Réunion du mercredi 31 mars 2021 à 11h00
Commission du développement durable et de l'aménagement du territoire

Photo issue du site de l'Assemblée nationale ou de WikipediaJennifer De Temmerman, rapporteure :

Madame la présidente, chers collègues, je suis heureuse de vous présenter le fruit d'un long travail sur les objectifs de développement durable. Les objectifs de développement durable, couramment appelés ODD, sont au nombre de dix-sept : dix-sept propositions pour un avenir plus durable, solidaire, démocratique et responsable, un avenir où l'on cesserait d'opposer écologie, économie et social. Adoptés le 25 septembre 2015 par les cent quatre-vingt-treize États de l'Organisation des Nations Unies (ONU), ils ne sont pas une construction abstraite mais une matrice opérationnelle pour repenser notre société et nos politiques. Il suffit pour s'en rendre compte d'aller voir les cibles et les indicateurs proposés.

Parfois éclipsé par l'accord de Paris sur le climat, l'agenda 2030 constitue un formidable travail, résultat de négociations intenses entre gouvernements et acteurs de la société civile. Les ODD ne concernent pas que la lutte contre le changement climatique, mais également l'accès à des emplois décents (objectif 8), la promotion d'infrastructures résilientes et d'une industrialisation durable (objectif 9), la réduction des inégalités (objectif 10), la consommation et la production responsables (objectif 12) ou encore la vie aquatique et terrestre (objectifs 14 et 15).

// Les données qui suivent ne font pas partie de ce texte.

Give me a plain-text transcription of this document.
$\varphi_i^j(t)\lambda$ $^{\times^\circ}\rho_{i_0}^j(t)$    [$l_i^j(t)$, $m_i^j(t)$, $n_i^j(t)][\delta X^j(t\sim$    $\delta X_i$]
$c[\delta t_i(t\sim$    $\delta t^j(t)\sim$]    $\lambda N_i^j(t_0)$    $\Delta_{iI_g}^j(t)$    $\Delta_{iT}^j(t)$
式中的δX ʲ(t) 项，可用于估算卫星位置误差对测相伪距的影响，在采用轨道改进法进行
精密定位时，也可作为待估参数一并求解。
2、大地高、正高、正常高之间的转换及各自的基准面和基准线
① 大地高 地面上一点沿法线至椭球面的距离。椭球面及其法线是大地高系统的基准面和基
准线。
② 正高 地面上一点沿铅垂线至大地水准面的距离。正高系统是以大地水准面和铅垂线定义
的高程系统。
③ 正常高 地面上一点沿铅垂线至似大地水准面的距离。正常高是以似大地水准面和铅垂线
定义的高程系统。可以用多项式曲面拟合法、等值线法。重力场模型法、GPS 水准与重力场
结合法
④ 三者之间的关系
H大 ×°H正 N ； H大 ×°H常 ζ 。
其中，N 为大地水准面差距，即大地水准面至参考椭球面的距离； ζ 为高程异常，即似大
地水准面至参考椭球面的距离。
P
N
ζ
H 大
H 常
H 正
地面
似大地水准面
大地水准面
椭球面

Les ODD constituent ainsi une base référentielle, un langage commun, dans lequel les acteurs publics et privés peuvent trouver des orientations susceptibles de guider leurs initiatives législatives, sociales, économiques et environnementales. Malheureusement, selon le bilan 2019 publié par le réseau Sustainable Development Solutions Network (SDSN) pour l'ONU, aucun pays ne suit actuellement une trajectoire alignée avec l'atteinte des 17 ODD et même les États les mieux notés éprouvent de sévères difficultés. La France est notamment en retard sur les ODD 8, 12 et 13, relatif à la lutte contre le changement climatique, ce qui appelle à renforcer les actions en faveur d'un développement plus juste et plus vertueux sur le plan écologique et de la lutte contre les inégalités. Aujourd'hui plus que jamais, alors qu'il nous reste moins de dix ans, le sujet est d'une actualité brûlante.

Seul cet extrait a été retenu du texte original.